# About the new A Team movie



## Big Don (Jan 3, 2011)

My son got it for Christmas and I finally got around to watching it.
While I did enjoy it, as a fan of the TV Show, which I grew up watching, I have a few issues.
They didn't KNOW each other?! WTF?!
Rangers?! They were NOT Friggin Rangers! Not that there is anything wrong with Rangers, but, there is a BIG difference between Rangers and Special Forces.
BA was Airborne?! NO. NO. NO!
Oh, I have more to ***** about, but, it would include spoilers.


----------



## Omar B (Jan 3, 2011)

I tried watching it and gave up duringv the many prison break outs.  Loved the old show but the movie seemed to go for the obvious humor or plot point at every turn and one huge action scene after another that felt tacked on rather than plot driven.  The director had a couple really nice shots that shows some talent and promise, he needs a better editor and writer though.


----------



## LuckyKBoxer (Jan 3, 2011)

Ah I go into all these movies expecting mindless fun.
I mean seriously what could be more fun then the whole Parachuting Tank scenario?


----------



## Omar B (Jan 3, 2011)

I hear that man, as I said my problem with the movie was not the awesomeness of the action scenes.  It's like The Losers, another movie I thought would rule because I love the comic, but what you got was many awesome action scenes and not much else.


----------



## Gaius Julius Caesar (Feb 15, 2011)

Big Don said:


> My son got it for Christmas and I finally got around to watching it.
> While I did enjoy it, as a fan of the TV Show, which I grew up watching, I have a few issues.
> They didn't KNOW each other?! WTF?!
> Rangers?! They were NOT Friggin Rangers! Not that there is anything wrong with Rangers, but, there is a BIG difference between Rangers and Special Forces.
> ...


 
 Watch again, at the trial they all had SF flashes, meaning they all went SF after that first Op, so by the time they were in Iraq they were all SOCOM.

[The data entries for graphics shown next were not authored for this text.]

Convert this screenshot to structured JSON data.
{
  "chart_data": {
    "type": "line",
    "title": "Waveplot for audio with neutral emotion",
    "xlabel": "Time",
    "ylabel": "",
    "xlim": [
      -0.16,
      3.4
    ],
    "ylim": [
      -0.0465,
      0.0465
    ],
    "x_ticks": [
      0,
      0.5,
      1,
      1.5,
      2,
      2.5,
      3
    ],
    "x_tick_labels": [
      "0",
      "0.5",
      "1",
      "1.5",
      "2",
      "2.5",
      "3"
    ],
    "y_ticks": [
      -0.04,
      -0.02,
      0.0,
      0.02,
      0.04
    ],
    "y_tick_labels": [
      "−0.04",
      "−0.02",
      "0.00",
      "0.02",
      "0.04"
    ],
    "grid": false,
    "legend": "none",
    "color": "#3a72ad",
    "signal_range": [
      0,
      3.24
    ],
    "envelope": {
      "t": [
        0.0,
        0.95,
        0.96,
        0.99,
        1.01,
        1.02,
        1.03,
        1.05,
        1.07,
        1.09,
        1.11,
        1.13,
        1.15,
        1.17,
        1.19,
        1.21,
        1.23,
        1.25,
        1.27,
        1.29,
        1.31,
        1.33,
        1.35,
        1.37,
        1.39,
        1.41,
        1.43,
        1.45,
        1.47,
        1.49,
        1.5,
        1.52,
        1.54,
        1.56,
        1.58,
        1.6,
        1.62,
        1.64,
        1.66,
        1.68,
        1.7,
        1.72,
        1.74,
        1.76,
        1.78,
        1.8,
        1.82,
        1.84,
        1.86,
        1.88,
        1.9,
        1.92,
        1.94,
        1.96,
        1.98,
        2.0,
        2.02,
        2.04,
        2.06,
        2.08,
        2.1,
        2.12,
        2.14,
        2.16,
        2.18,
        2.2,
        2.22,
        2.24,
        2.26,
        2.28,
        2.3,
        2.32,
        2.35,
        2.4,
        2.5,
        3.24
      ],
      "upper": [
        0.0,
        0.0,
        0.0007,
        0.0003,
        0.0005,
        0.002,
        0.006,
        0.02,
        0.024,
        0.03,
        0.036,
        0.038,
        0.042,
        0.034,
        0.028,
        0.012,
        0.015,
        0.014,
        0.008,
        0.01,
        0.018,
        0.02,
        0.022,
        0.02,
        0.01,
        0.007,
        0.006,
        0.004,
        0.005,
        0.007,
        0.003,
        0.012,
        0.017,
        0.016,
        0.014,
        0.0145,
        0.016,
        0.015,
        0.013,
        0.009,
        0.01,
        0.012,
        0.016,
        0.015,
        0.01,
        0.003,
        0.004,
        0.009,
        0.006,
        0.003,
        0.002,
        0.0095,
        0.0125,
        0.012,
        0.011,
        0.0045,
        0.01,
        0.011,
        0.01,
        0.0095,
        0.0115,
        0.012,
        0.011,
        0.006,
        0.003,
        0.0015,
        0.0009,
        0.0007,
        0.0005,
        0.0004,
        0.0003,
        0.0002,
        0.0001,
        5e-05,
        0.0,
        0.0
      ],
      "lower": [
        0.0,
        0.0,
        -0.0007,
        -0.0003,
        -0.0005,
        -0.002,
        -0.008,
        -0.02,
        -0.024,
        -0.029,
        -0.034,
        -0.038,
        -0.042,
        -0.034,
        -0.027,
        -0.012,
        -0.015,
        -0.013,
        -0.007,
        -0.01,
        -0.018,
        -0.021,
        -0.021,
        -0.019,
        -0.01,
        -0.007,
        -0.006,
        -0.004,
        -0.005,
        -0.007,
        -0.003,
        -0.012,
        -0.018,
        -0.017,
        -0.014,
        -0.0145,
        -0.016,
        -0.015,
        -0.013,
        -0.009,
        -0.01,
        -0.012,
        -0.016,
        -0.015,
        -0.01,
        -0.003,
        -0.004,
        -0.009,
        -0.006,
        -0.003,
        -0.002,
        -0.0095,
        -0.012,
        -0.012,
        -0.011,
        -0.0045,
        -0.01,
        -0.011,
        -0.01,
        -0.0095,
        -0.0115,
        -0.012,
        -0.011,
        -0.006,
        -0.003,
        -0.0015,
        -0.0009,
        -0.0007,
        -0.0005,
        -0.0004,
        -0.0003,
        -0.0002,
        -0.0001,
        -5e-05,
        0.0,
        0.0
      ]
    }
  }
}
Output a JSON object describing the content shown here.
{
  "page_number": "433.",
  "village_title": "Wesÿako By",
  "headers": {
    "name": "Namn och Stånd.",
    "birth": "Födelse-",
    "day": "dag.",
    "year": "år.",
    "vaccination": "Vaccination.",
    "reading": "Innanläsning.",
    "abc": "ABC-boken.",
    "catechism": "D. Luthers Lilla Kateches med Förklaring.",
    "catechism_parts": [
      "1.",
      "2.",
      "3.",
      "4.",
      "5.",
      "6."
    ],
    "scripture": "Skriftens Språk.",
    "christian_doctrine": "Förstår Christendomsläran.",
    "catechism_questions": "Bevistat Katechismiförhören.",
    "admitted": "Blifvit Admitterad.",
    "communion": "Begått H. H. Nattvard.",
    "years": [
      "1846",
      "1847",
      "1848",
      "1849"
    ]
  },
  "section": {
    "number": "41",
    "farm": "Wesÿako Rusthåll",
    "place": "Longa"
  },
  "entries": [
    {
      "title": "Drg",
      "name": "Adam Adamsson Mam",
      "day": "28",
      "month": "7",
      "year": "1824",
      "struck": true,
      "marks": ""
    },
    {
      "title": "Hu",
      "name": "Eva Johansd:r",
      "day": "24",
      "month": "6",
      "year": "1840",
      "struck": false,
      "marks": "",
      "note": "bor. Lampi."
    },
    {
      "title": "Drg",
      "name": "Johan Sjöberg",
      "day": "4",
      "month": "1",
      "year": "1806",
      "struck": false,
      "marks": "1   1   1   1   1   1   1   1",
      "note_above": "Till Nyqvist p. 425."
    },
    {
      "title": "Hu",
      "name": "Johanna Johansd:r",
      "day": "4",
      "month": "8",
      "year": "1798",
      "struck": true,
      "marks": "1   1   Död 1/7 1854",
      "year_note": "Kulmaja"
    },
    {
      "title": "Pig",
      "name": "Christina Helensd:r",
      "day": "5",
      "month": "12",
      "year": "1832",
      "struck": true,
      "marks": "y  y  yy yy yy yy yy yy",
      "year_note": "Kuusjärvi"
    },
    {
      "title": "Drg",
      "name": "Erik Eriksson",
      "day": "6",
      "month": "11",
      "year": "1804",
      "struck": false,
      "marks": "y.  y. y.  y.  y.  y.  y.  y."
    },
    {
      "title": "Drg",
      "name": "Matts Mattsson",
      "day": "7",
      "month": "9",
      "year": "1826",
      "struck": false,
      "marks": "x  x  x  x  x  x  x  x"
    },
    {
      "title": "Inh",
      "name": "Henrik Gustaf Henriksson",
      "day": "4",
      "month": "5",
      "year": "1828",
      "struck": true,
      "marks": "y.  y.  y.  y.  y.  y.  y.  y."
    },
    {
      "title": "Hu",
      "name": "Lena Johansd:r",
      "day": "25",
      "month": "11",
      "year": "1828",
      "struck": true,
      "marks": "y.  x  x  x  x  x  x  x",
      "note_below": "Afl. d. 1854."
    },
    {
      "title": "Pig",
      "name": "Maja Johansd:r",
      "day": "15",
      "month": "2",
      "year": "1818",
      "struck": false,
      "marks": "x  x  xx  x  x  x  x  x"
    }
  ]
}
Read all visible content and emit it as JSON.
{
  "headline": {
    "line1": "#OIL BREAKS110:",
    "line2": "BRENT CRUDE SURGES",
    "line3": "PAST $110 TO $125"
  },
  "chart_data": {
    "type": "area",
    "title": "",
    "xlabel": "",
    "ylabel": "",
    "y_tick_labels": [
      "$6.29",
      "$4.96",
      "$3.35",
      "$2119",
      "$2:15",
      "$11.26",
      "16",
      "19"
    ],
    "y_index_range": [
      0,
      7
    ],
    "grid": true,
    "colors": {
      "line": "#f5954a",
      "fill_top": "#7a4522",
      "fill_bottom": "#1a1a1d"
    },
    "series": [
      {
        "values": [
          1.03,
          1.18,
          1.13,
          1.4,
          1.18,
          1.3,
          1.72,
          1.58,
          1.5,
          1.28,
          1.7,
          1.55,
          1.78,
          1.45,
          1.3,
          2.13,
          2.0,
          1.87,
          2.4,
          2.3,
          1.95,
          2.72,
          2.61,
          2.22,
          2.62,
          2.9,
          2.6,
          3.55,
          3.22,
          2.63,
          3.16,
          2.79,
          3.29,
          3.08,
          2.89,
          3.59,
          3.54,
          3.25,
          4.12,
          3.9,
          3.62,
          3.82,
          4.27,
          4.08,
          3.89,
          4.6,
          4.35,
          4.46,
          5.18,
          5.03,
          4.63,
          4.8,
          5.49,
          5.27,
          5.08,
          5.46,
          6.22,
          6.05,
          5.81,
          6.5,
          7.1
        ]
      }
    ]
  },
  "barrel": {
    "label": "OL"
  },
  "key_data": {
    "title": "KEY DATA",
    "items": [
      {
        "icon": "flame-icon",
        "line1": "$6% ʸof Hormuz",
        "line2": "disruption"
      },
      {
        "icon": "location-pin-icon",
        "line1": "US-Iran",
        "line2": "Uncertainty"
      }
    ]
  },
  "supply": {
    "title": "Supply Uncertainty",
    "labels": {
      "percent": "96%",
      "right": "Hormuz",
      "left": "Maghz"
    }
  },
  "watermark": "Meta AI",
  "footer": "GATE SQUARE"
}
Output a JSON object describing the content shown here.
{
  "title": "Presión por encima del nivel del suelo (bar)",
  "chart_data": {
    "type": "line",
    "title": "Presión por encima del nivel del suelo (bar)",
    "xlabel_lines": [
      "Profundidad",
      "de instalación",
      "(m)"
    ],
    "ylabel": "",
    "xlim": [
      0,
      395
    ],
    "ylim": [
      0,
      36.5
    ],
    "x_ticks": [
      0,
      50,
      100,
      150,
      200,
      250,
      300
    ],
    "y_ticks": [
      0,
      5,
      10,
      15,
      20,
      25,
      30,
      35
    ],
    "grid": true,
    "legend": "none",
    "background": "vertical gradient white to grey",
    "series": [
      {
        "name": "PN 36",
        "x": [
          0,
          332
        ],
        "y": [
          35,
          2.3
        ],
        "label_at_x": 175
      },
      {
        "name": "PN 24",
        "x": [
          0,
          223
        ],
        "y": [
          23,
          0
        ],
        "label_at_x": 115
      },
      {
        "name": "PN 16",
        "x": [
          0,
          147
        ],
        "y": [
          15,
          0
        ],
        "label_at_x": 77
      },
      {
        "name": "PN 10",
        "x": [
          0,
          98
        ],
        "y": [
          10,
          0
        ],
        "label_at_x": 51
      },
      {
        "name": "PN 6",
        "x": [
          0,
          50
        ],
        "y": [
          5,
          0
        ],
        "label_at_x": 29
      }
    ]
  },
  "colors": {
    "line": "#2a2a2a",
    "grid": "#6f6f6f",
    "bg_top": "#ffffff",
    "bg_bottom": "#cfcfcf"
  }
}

And hey it's the A-Team, it aint real, just fun.

 I liked how Hannibal used the Old Ruger Mini 14 from the show.

 And again Murdoch is not afraid to kill from time to time, he was the only guy on the show I saw draw down on an enemy and hit him in the chest. It was on 1 show in the 3rd season if I remeber right.

 It was cool that Dwight Shultz and Dirk Bennidict did cameos.

 We watch RTV alot at my house and my 8 year old loves the old A-Team and Airwulf re runs, just like I did as a kid.


----------



## Big Don (Feb 15, 2011)

Gaius Julius Caesar said:


> Watch again, at the trial they all had SF flashes, meaning they all went SF after that first Op, so by the time they were in Iraq they were all SOCOM.


 Which is wrong on a different level, because if they were Rangers they would have had Ranger Tabs also.





> And hey it's the A-Team, it aint real, just fun.


 I know, but, as a fan of the original, it kind of pissed me off to see such a glaringly obvious errors





> I liked how Hannibal used the Old Ruger Mini 14 from the show.
> 
> And again Murdoch is not afraid to kill from time to time, he was the only guy on the show I saw draw down on an enemy and hit him in the chest. It was on 1 show in the 3rd season if I remeber right.
> 
> ...


----------